Nemmeno adesso la gente è contenta, è ovvio. Ci sono tanti prodotti nei supermercati ma spesso mancano i soldi per comperarli. Vi sono molti eccessi, in molti rubano, vi sono gruppi di pressione che possono essere anche chiamati gruppi mafiosi. Ma è comunque diverso da allora. Allora non si aveva alcun orizzonte.
La rivoluzione
Una volta che esci per strada, una volta che molte persone vengono ammazzate, niente ha più importanza, non si può andare che avanti, ed è successo così. Prima che vi fossero vittime si poteva andare a trattative, ritirarsi. Dopo non più.
La rivoluzione è un fenomeno complesso.
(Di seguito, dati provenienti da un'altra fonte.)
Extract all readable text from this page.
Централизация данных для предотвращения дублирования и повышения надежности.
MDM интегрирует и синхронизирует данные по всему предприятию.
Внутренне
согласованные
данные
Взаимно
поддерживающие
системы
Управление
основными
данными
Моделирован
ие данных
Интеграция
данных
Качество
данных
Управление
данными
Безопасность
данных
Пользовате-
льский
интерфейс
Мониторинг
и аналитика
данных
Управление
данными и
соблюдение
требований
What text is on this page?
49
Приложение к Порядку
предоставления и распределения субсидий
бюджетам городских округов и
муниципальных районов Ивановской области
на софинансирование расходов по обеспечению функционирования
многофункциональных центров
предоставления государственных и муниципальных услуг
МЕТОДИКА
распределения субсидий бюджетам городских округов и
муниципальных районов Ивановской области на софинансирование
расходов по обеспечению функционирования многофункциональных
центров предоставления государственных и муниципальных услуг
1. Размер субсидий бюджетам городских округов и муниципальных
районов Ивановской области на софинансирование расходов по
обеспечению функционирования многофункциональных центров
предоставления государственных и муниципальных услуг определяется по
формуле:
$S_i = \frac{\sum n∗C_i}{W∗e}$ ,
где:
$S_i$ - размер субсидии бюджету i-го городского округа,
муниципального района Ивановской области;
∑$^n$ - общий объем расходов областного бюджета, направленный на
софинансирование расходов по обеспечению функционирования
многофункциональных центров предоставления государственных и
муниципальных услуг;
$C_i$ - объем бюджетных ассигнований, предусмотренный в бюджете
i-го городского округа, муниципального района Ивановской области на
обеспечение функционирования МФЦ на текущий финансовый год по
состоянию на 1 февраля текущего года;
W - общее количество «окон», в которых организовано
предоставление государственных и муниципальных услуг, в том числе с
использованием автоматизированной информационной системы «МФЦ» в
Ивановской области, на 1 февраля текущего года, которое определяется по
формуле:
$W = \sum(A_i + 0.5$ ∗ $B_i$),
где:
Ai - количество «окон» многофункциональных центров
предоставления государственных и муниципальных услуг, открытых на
Occorre cambiare la mentalità e se questo non è ancora successo, occorre andare avanti, significa che la rivoluzione deve ancora lavorare dentro di noi. In Romania la rivoluzione non è ancora finita, anche se si manifesta in modo meno drammatico e meno violento, ma è solo ora che alcune idee di cambiamento iniziano ad essere capite. E credo che questi cambiamenti debbano avvenire in modo non-violento, con la forza delle idee, senza che la gente muoia per strada.
Noi allora sapevamo quello che non volevamo, però non sapevamo esattamente quello che volevamo. E’ difficile sapere quello che vuoi se non hai termini di paragone. Poi più vai in su più l’orizzonte si allarga, e così sta avvenendo anche per noi.